Newsflash: aircraft manufacturers don’t make the engines that power their aircraft.
While Boing can be blamed for a whole bunch of issues, especially the 777 Max, they can’t be blamed for another manufacturers engine failure.
Anyway, this is beside the point, what really happened was a gremlin on the wing trashed the engine!
And the maintenance, maintenance training and scheduling of maintenance is set by the airline using guidelines from the manufacturers and the FAA.
It’s a little alarming how quickly after takeoff the incident happened. I’m going to wager that the root cause will be maintenance neglect or maintenance oversight. If it was a FOD event I’d think the engine wouldnt run up on the ground.
It’s also worth noting that these events are exceptionally rare, and when they do happen they are often survivable. Thanks, good engineering!
It’s a shame they have to give the piece back to the feds for an investigation. Moved over onto the actual lawn, it would make a nice contemporary art piece.
That’s the responsibility of the airline operating the aircraft, engines get replaced during the operational life of an aircraft, so not the responsibility of the original manufacturers of the plane.
They provide ongoing maintenance services for the planes they sell, so it seems like having some familiarity with the engines in use would be part of that, given how it’s their name on the overall product. Presumably, they have a working relationship with the company/companies that provide engines and their techs would have some familiarity with the engines themselves, even if they do not work on them.
The engine manufacturers and aircraft manufacturers create the training requirements, maintenance requirements and certification. It is the airlines responsibility to implement the maintenance per manufacturer instructions. The FAA oversees to ensure airlines have a maintenance management program and that all maintenance is performed per manufacturer guidelines.

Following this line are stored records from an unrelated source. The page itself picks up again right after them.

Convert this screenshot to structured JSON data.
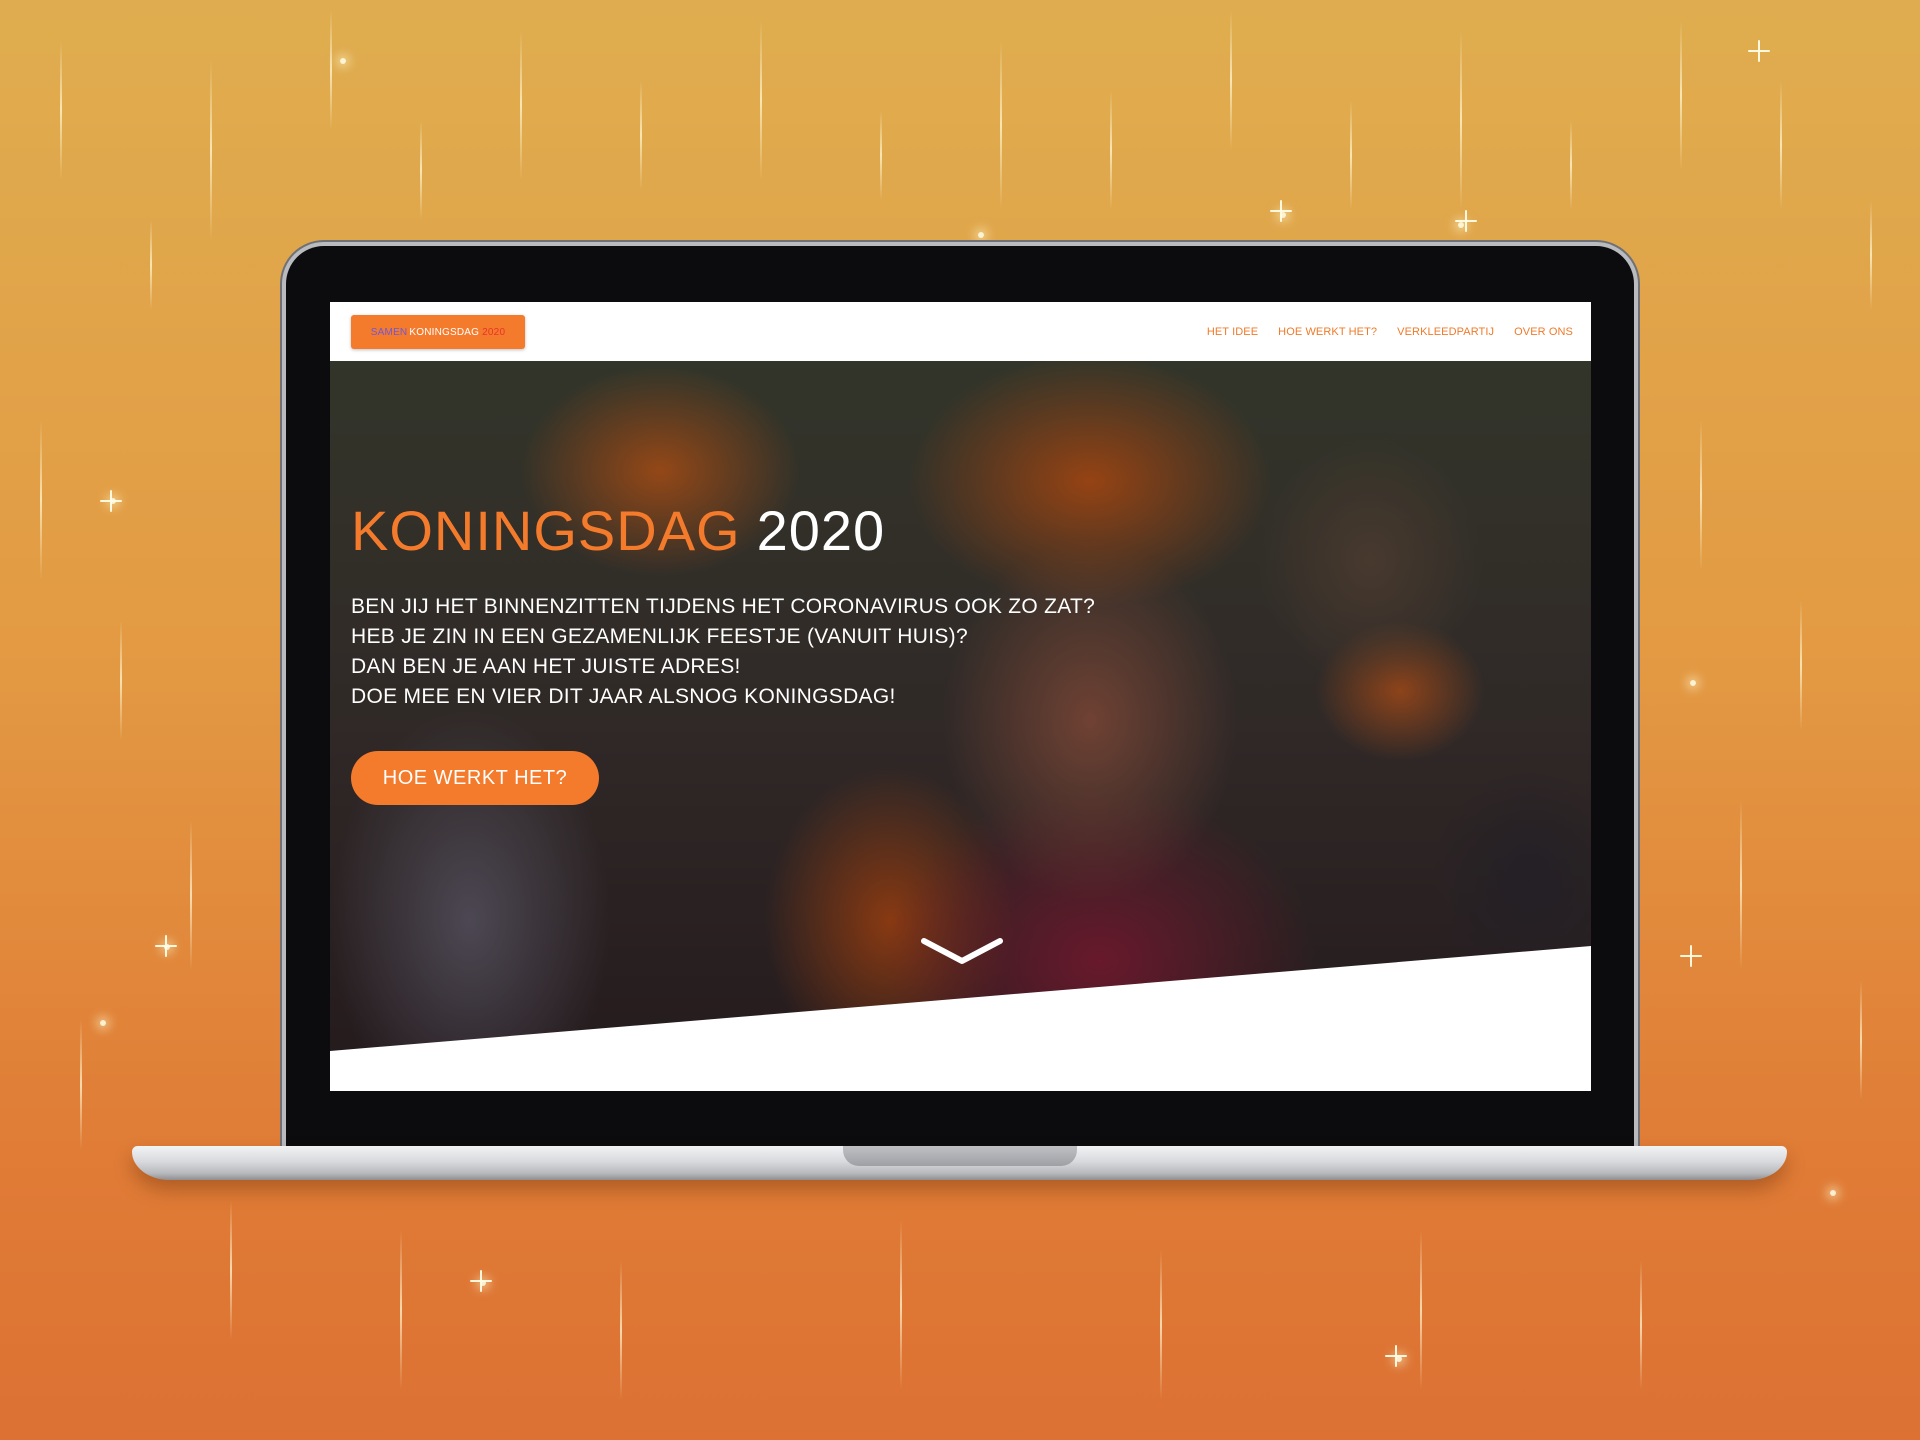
{
  "site": {
    "logo": {
      "part1": "SAMEN",
      "part2": "KONINGSDAG",
      "part3": "2020"
    },
    "nav": [
      {
        "label": "HET IDEE"
      },
      {
        "label": "HOE WERKT HET?"
      },
      {
        "label": "VERKLEEDPARTIJ"
      },
      {
        "label": "OVER ONS"
      }
    ]
  },
  "hero": {
    "title_part1": "KONINGSDAG",
    "title_part2": "2020",
    "lines": [
      "BEN JIJ HET BINNENZITTEN TIJDENS HET CORONAVIRUS OOK ZO ZAT?",
      "HEB JE ZIN IN EEN GEZAMENLIJK FEESTJE (VANUIT HUIS)?",
      "DAN BEN JE AAN HET JUISTE ADRES!",
      "DOE MEE EN VIER DIT JAAR ALSNOG KONINGSDAG!"
    ],
    "cta_label": "HOE WERKT HET?",
    "scroll_icon": "chevron-down-icon"
  },
  "colors": {
    "brand_orange": "#f47a2c",
    "logo_accent_purple": "#6f58d8",
    "logo_accent_red": "#e8352a",
    "background_gold": "#dfad4f",
    "background_orange": "#dc7133"
  }
}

There is frequent feedback between airlines and manufacturers. Manufacturers issue service bulletins and provide root cause feedback to airlines. Airlines in turn will let manufacturers know if processes could be improved and request deviations to instructions if necessary. The component-level feed back is direct, that is the engine shop at United would be talking directly to P&W or GE without necessarily going through Boeing, so as to ensure accuracy of information and speed of communication.
If an airline chooses to try to cut corners that will come out (quickly) in the NTSB investigation. But it is the airlines responsibility to ensure maintenance is performed to standard.

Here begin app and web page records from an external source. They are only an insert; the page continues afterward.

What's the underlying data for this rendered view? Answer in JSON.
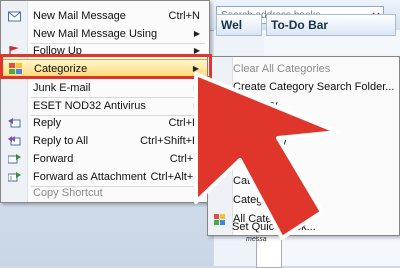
{
  "search": {
    "placeholder": "Search address books"
  },
  "background_panes": {
    "pane1_title": "Wel",
    "pane2_title": "To-Do Bar",
    "fragment_text": "messa"
  },
  "context_menu": {
    "items": [
      {
        "label": "New Mail Message",
        "shortcut": "Ctrl+N",
        "icon": "new-mail-icon"
      },
      {
        "label": "New Mail Message Using",
        "submenu": true,
        "icon": ""
      },
      {
        "label": "Follow Up",
        "submenu": true,
        "icon": "flag-icon"
      },
      {
        "label": "Categorize",
        "submenu": true,
        "icon": "categorize-icon",
        "highlighted": true
      },
      {
        "label": "Junk E-mail",
        "submenu": true,
        "icon": ""
      },
      {
        "label": "ESET NOD32 Antivirus",
        "submenu": true,
        "icon": ""
      },
      {
        "label": "Reply",
        "shortcut": "Ctrl+R",
        "icon": "reply-icon"
      },
      {
        "label": "Reply to All",
        "shortcut": "Ctrl+Shift+R",
        "icon": "reply-all-icon"
      },
      {
        "label": "Forward",
        "shortcut": "Ctrl+F",
        "icon": "forward-icon"
      },
      {
        "label": "Forward as Attachment",
        "shortcut": "Ctrl+Alt+F",
        "icon": "forward-attachment-icon"
      },
      {
        "label": "Copy Shortcut",
        "disabled": true,
        "icon": ""
      }
    ]
  },
  "submenu": {
    "items": [
      {
        "label": "Clear All Categories",
        "disabled": true
      },
      {
        "label": "Create Category Search Folder..."
      },
      {
        "label": "Category"
      },
      {
        "label": "egory"
      },
      {
        "label": "ory"
      },
      {
        "label": "ory"
      },
      {
        "label": "Category"
      },
      {
        "label": "Category"
      },
      {
        "label": "All Categories..."
      },
      {
        "label": "Set Quick Click..."
      }
    ]
  },
  "colors": {
    "highlight": "#ffdb7a",
    "annotation_red": "#e0352a"
  }
}
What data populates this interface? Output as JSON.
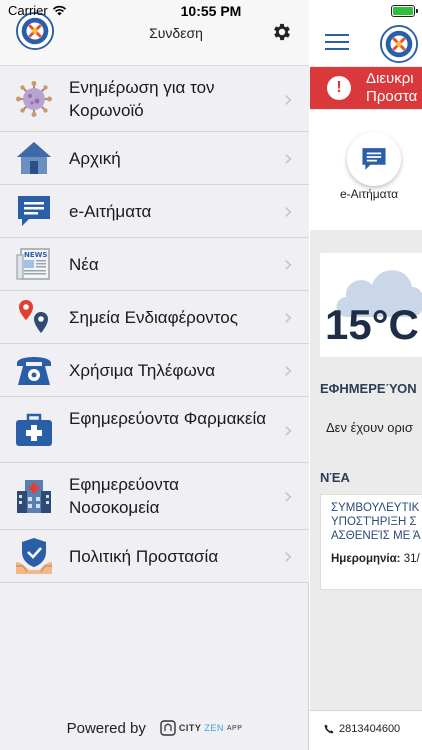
{
  "status_bar": {
    "carrier": "Carrier",
    "time": "10:55 PM",
    "battery_level": 1.0
  },
  "drawer": {
    "title": "Συνδεση",
    "settings_icon": "gear-icon",
    "items": [
      {
        "label": "Ενημέρωση για τον Κορωνοϊό",
        "icon": "coronavirus-icon"
      },
      {
        "label": "Αρχική",
        "icon": "home-icon"
      },
      {
        "label": "e-Αιτήματα",
        "icon": "chat-message-icon"
      },
      {
        "label": "Νέα",
        "icon": "newspaper-icon"
      },
      {
        "label": "Σημεία Ενδιαφέροντος",
        "icon": "map-pins-icon"
      },
      {
        "label": "Χρήσιμα Τηλέφωνα",
        "icon": "telephone-icon"
      },
      {
        "label": "Εφημερεύοντα Φαρμακεία",
        "icon": "medical-kit-icon"
      },
      {
        "label": "Εφημερεύοντα Νοσοκομεία",
        "icon": "hospital-icon"
      },
      {
        "label": "Πολιτική Προστασία",
        "icon": "civil-protection-icon"
      }
    ],
    "powered_by": "Powered by",
    "powered_logo": {
      "part1": "CITY",
      "part2": "ZEN",
      "part3": "APP"
    }
  },
  "main": {
    "alert_line1": "Διευκρι",
    "alert_line2": "Προστα",
    "quick_action_label": "e-Αιτήματα",
    "weather_temp": "15°C",
    "duty_section_title": "ΕΦΗΜΕΡΕΎΟΝ",
    "duty_text": "Δεν έχουν ορισ",
    "news_section_title": "ΝΈΑ",
    "news_title_lines": [
      "ΣΥΜΒΟΥΛΕΥΤΙΚ",
      "ΥΠΟΣΤΉΡΙΞΗ Σ",
      "ΑΣΘΕΝΕΊΣ ΜΕ Ά"
    ],
    "news_date_label": "Ημερομηνία:",
    "news_date_value": "31/",
    "phone": "2813404600"
  },
  "colors": {
    "brand_blue": "#2a5fa8",
    "alert_red": "#d9393a",
    "drawer_bg": "#efeff4",
    "section_title": "#2c3e55"
  }
}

Couple of months ago an An-124 cargo plane had a violent engine failure during the take-off. The engine shrapnel flew though the whole fuselage. The crew was able land it but the plane did lose nearly all electric systems including radio communications and the control for the wheel brakes. It did overshoot the runway and the front landing gear collapsed. No personnel damages but the plane is likely a hull loss.
Antonov An-124 is purely a cargo plane design so there isn’t a passenger plane version out of these.
I’m not too thrilled about the propeller plane of those small turbo prop airliners either - but a couple of propeller blades is a much lower probability than rows of compressor blades of hardened titanium.
Pratt and Whitney is a subsidiary of the military giant conglomerate Raytheon. In both of these cases it’s not Boeing but rather Pratt and Whitney that are the problem.
At this point, do we really know what the root cause is? Could be an engine design issue, could be a maintenance issue, could be an FAA oversight issue, might be all of the above, might be other factors as well. I think probably best to let the NTSB do their thing and see where the investigation leads.